Карл с Паньковским «компоновались», по выражению последнего, так случилось, что в одном подвале оказалось два художника, и не старших, а нормальных. Один писал стихи, другой — лаковые миниатюры федоскинской школы, по полной ее технологии, но уникальные по художественному своему существу. Им восхищались тетушки, называли Валюнчиком по причине малого роста, уважало начальство, видимо, по этой же причине. Впрочем, он был умел и исполнителен, и деликатен, и, что важно, никогда не опаздывал на работу.
Как правило, целый день бездельничали, читали и разговаривали, небольшие графики и соцобязательства спихивали Малчику, ждали квартального аврала. Тогда недели на полторы все трое вдохновлялись, работали допоздна, не считаясь со временем, это было, как правило, оформление тематических выставок, городских и областных.
Звонили из Управления, начальник Волчинский забегал часто, был внимателен и нежен. Зав. Отделом информации, Юрий Павлович, обычно стонущий по-поводу Карловой дисциплины, контуженный в Венгрии в пятьдесят шестом, заваривал для них чай.
В прочие, пустые дни толклись в комнате инженеры со всех отделов, рассказывали анекдоты, дамы сплетничали. Дым слоился под сводчатым потолком, Валюнчик морщился и мотал головой — у него была язва.
Карлу в конце концов это надоело, он попросил посетителей раньше обеда не заходить, потом повесил на дверях письменную просьбу, но это помогало слабо, стало даже темой для новых шуток, тогда Карл, ничтоже сумняшеся, стал швырять во входящих все, что было под рукой: коробку с кнопками, банку гуаши, книгу… Это озадачило сослуживцев, они поверили в серьезность Карловых претензий и поотстали.
В самом деле, едешь, задавленный, в автобусе, штурмуешь вагон метро, всего час пятнадцать, естественно, опаздываешь на полчаса…
— Карлик, — говорит Таня, — как бы ни опаздывал, всегда есть время выкурить сигарету.
И правда, эта утренняя сигарета с Таней за чаем стоила остального дня — Юрий Павлович ныдает, а то и комсомольцы подлавливают во дворе с фотоаппаратом — трое-четверо балбесов минут сорок болтаются поутру вместо того, чтобы работать, — усядешься, наконец, за разрисованный свой стол, и начинается… Бодрые заходят, веселые, жизнерадостные…
Исключение сделали только для Левы.
— Лева, ты отрицательный тип, — восхищался Валюнчик.

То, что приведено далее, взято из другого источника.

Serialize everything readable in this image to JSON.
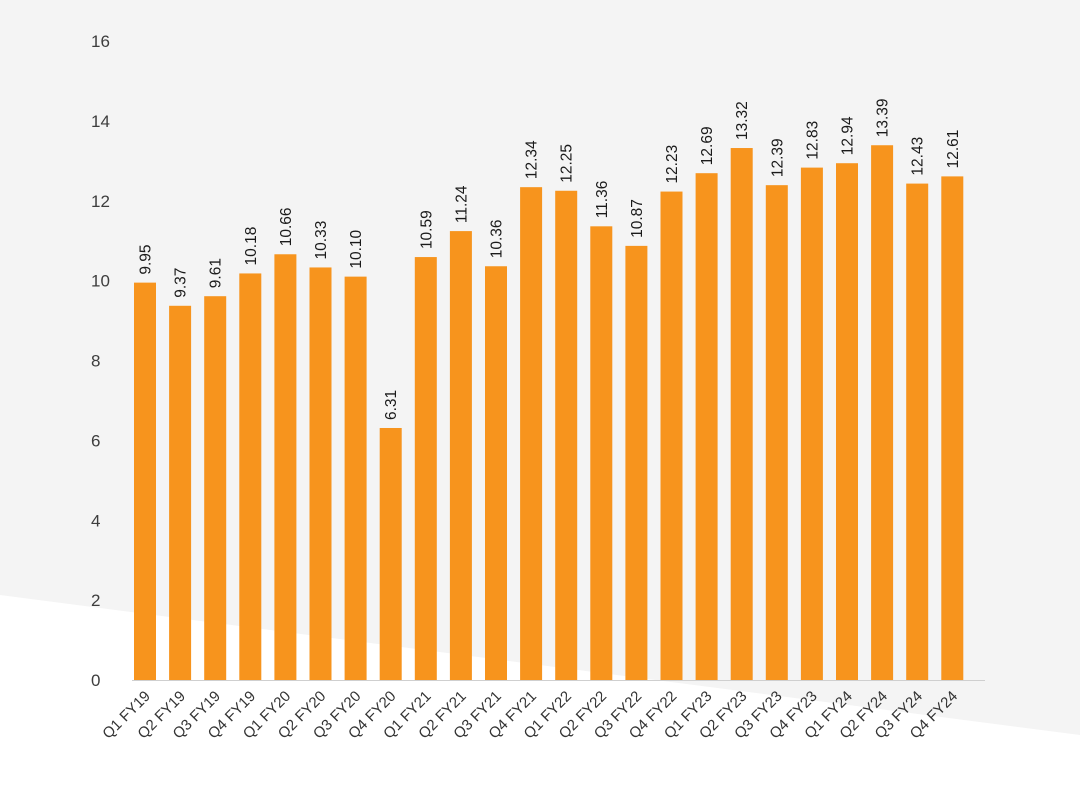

Лева приходил с утра, садился и молчал. Ему было за сорок, лицо его было мясисто и красно, был он ведущим инженером, ничего не понимал и не делал, при виде начальства склонял толстую шею и скорбно поджимал губы.
— Что же ты молчишь, Лева? — не выдерживал Карл.
— А что говорить? Я пришел, потому что мне — можно. А халяву я люблю.
— И что тебе в этой халяве?
— Не знаю, наверное, ничего, Малчик же рубчик не даст.